10.5. Rights of Third Parties. These Terms do not give any right to any Third Party unless explicitly stated herein.
10.6. Relationship of the Parties. The Parties are independent contractors under these Terms, and nothing herein shall be construed to create a partnership, joint
venture or agency relationship between them. Neither Party has authority to enter into Terms of any kind in the name of the other Party.

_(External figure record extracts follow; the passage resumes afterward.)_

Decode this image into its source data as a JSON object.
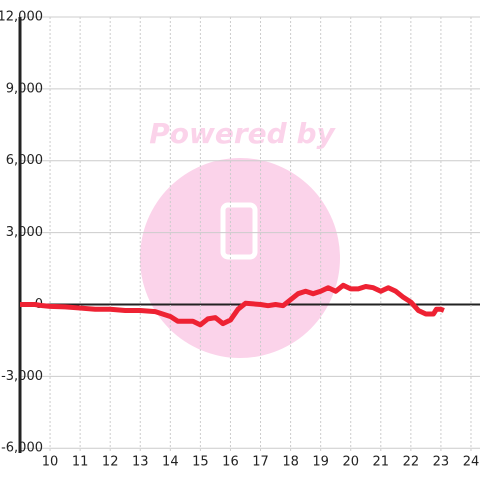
{
  "chart_data": {
    "type": "line",
    "watermark": "Powered by",
    "x": [
      9,
      9.5,
      9.75,
      10,
      10.5,
      11,
      11.5,
      12,
      12.5,
      13,
      13.5,
      14,
      14.25,
      14.5,
      14.75,
      15,
      15.25,
      15.5,
      15.75,
      16,
      16.25,
      16.5,
      17,
      17.25,
      17.5,
      17.75,
      18,
      18.25,
      18.5,
      18.75,
      19,
      19.25,
      19.5,
      19.75,
      20,
      20.25,
      20.5,
      20.75,
      21,
      21.25,
      21.5,
      21.75,
      22,
      22.25,
      22.5,
      22.75,
      22.85,
      23,
      23.1
    ],
    "series": [
      {
        "color": "#ee2233",
        "values": [
          0,
          0,
          -50,
          -80,
          -100,
          -150,
          -200,
          -200,
          -250,
          -250,
          -300,
          -500,
          -700,
          -700,
          -700,
          -850,
          -600,
          -550,
          -800,
          -650,
          -200,
          50,
          0,
          -50,
          0,
          -50,
          200,
          450,
          550,
          450,
          550,
          700,
          550,
          800,
          650,
          650,
          750,
          700,
          550,
          700,
          550,
          300,
          100,
          -250,
          -400,
          -400,
          -200,
          -200,
          -250
        ]
      }
    ],
    "xlim": [
      9,
      24.3
    ],
    "xticks": [
      10,
      11,
      12,
      13,
      14,
      15,
      16,
      17,
      18,
      19,
      20,
      21,
      22,
      23,
      24
    ],
    "ylim": [
      -6200,
      12000
    ],
    "yticks": [
      {
        "value": -6000,
        "label": "-6,000"
      },
      {
        "value": -3000,
        "label": "-3,000"
      },
      0,
      {
        "value": 3000,
        "label": "3,000"
      },
      {
        "value": 6000,
        "label": "6,000"
      },
      {
        "value": 9000,
        "label": "9,000"
      },
      {
        "value": 12000,
        "label": "12,000"
      }
    ],
    "grid": true
  }
}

10.7. Severability. If any part of this Agreement is determined to be invalid or unenforceable by applicable law, then the invalid or unenforceable provision will be
deemed superseded by a valid, enforceable provision that most closely matches the intent of the original provision and the remainder of this Agreement will continue
in effect.
10.8. Notices. Except as explicitly stated otherwise, any notices shall be given by postal mail to the address first set forth above, as amended from time-to-time.
10.9. Entire Agreement. This Agreement, together with the Order Form, Appendices, and Software as a Service Agreement represents the complete and exclusive
statement of the Agreement between the Parties as to the subject matter hereof. No other Agreements, covenants, representations or warranties, express or implied,
oral or written, have been made by the Parties concerning this Agreement.